Les maisons de retraite danoises proposent des salles de sport pour que les séniors puissent se maintenir en forme. AFP.

Formation et intelligence artificielle

Trouver du personnel soignant au Danemark est aussi un défi comme en France

"Les formations d’aide-soignant sont plus longues au Danemark, mais nous constatons que depuis 5 ans, la part des personnes non qualifiées (sans diplôme officiel) dans le domaine du grand âge a presque doublé. Aujourd’hui, environ un employé sur cinq qui travaille avec la prise en charge de la dépendance n’a pas de diplôme", explique Annette Bertelsen Arbes.
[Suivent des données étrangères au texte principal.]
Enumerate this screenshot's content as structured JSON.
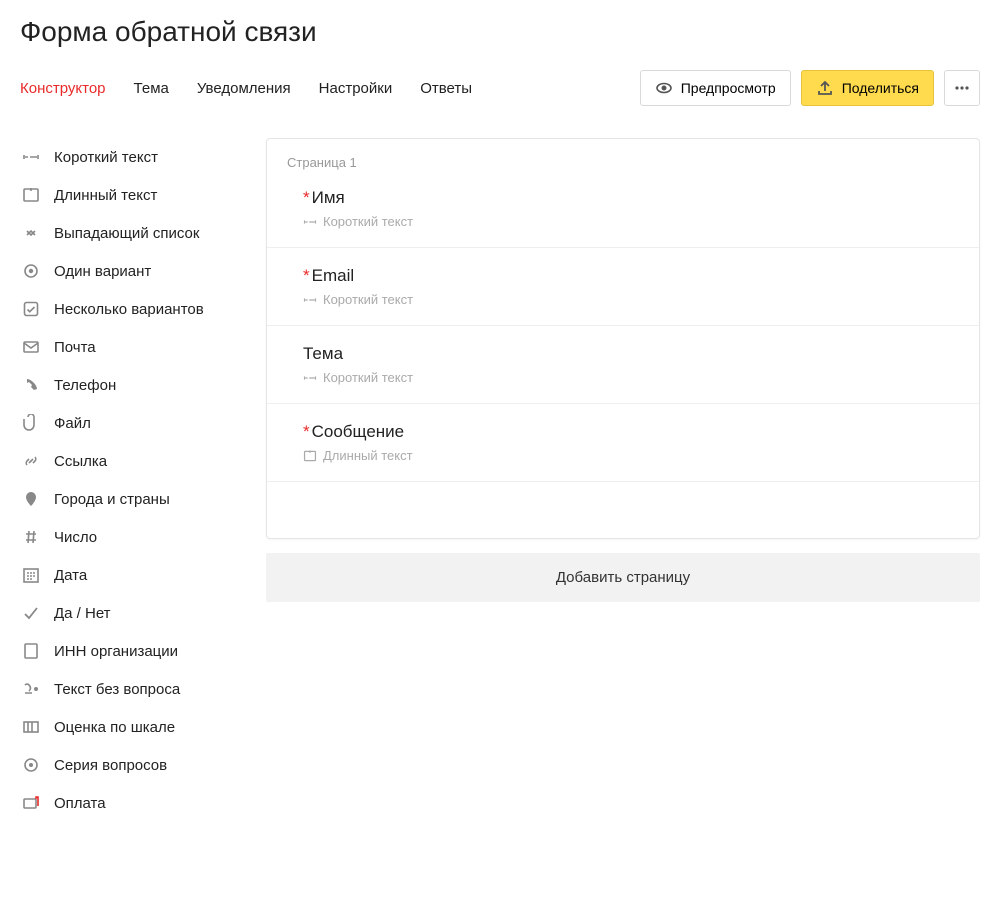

En novembre 2021, Rolf Dalsgaard Johansen, directeur du service de Santé des Adultes de la municipalité de Haderslev (sud du Danemark), notamment responsable de l’aide que la commune apporte aux séniors qui ont besoin d’accompagnement dans leur vie quotidienne, pointait l’urgence. "Outre le défi de l’augmentation du nombre des plus de 80 ans, nous sommes aussi confrontés à un manque de personnel."

Les soignants sont spécifiquement formés à l’utilisation d’aides techniques et nouvelles technologies", poursuit Annette Bertelsen Arbes.

C’est pour faire face à ce problème que les communes travaillent main dans la main avec, notamment, des entreprises d’intelligence artificielle (IA) destinées à soulager la manipulation de malades, par exemple, à mobilité réduite. Mais pas seulement.

"Les soignants sont spécifiquement formés à l’utilisation d’aides techniques et nouvelles technologies", poursuit Annette Bertelsen Arbes.

 

Le cas le plus connu est la maison de retraite d’Aalborg, également surnommée, “l’Ehpad de demain”. On y teste des “bras” automatiques pour faire tourner les personnes à mobilité réduite, des capteurs au sol pour détecter les chutes. 

Lobby des séniors

Dites à Emmanuel Macron qu’il vienne voir comment nous gérons les choses en Scandinavie car si j’ai bien compris, la France a besoin d’un “new deal” pour le 3e âge”, a lancé Bjarne Hastrup dans une interview accordée à l’Express, président de l’AEldre Sagen, une association qui regroupe la défense des droits des personnes âgée. 

Créée en 1986, cette association regroupe 900.000 membres qui n’hésitent pas à peser sur les choix du Parlement.  

Le fait que ces personnes se regroupent entre elles leur permet d’avoir un vrai poids sur les politiques publiques”, explique Annette Bertelsen Arbes.

Bjarne Hastrup décrivait une association en ordre de bataille avec quelque 20.000 membres associatifs n’hésitant à pas se déplacer pour rendre visite aux personnes âgées et rompre ainsi l’isolement.

Un modèle repris en France

L’ambassade du Danemark en France organise souvent des voyages d’étude pour les professionnels ou élus français désireux de trouver une source d’inspiration dans ce pays européen. 

 

C’est le cas, par exemple, de Jean-Marc Zulesi, député des Bouches-du-Rhône qui a rédigé 21 propositions pour maintenir l’autonomie et vivre en bonne santé en se basant en partie sur son voyage au Danemark en février 2022.

Le Danemark, champion de la prise en charge des séniors? Il n’y a pas que sur le plan institutionnel que le petit pays européen fait des émules. 

À Nice mais aussi dans plusieurs autres villes françaises, l’association "A vélo sans âge" s'est largement répandue. Créée en 2012 au Danemark, elle offre la possibilité à des séniors de se balader à vélo triporteur, poussés par des bénévoles à un rythme doux.

L’association compte aujourd’hui 23 antennes en France.